A organização não governamental La’o Hamutuk publicou uma carta aberta sobre a adesão oficial de Timor-Leste à ASEAN, na qual apresenta recomendações, sublinhando que esta entrada deve ser um momento de reflexão nacional, e não apenas uma conquista política.
Na sua declaração, a La’o Hamutuk afirma que Timor-Leste deve continuar a respeitar os direitos humanos e manter-se fiel aos seus princípios fundamentais. “A aspiração de se tornar membro da ASEAN deve incentivar Timor-Leste a fortalecer as suas bases e a preparar-se para se tornar um país economicamente autónomo”, sublinha o órgão.
A organização alerta também para a dependência do país em relação à indústria extrativa, como petróleo e gás. “Este setor não é sustentável como fonte de receita a longo prazo. A estratégia de receita interna deve focar-se no desenvolvimento dos setores não petrolíferos”, explica.

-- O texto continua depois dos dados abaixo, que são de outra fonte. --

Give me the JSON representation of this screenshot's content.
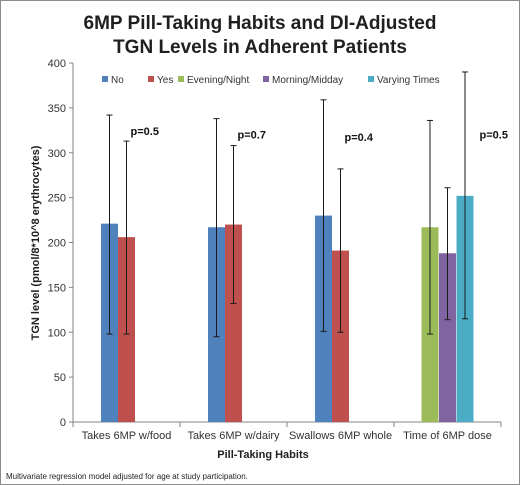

Além disso, a La’o Hamutuk enfatiza a importância da transparência e da participação pública em todas as políticas nacionais, incluindo o processo de aprovação da adesão à ASEAN pelo Conselho de Ministros. “O governo precisa de incorporar a perspetiva pública e a realidade socioeconómica atual, de modo a que as políticas adotadas protejam a economia nacional de pressões externas”, acrescenta.
A organização recomenda também que os investimentos anuais através do Orçamento Geral do Estado (OJE) sejam direcionados para setores estratégicos que tragam benefícios diretos à população, como agricultura de pequena escala, turismo comunitário e pequenas indústrias. “Estes setores são fundamentais para a diversificação económica rumo a um desenvolvimento sustentável”, reforça a instituição.
Como parte da reforma económica, a La’o Hamutuk considera necessária a criação de um sistema de cadeia de valor robusto para apoiar a produção, a distribuição e o aumento da competitividade dos produtos locais. Além disso, a digitalização do sistema aduaneiro é considerada urgente para reduzir a corrupção, as fraudes e os atrasos.
Recorde-se que, em março de 2011, o Governo timorense submeteu o pedido oficial de adesão. Antes disso, Timor-Leste já era observador desde 2002. Só vinte anos depois é que o estatuto foi elevado, permitindo ao país participar plenamente nas reuniões e cimeiras da ASEAN, embora ainda sem direito a voto.
Atualmente, Timor-Leste já participa plenamente na Associação. Criada em 1967, a ASEAN reúne atualmente onze países do Sudeste Asiático — Indonésia, Malásia, Singapura, Tailândia, Filipinas, Brunei, Vietname, Laos, Myanmar, Camboja e Timor-Leste. Juntos, formam um bloco que promove a cooperação económica, política e cultural, representando uma das regiões com maior crescimento económico do mundo.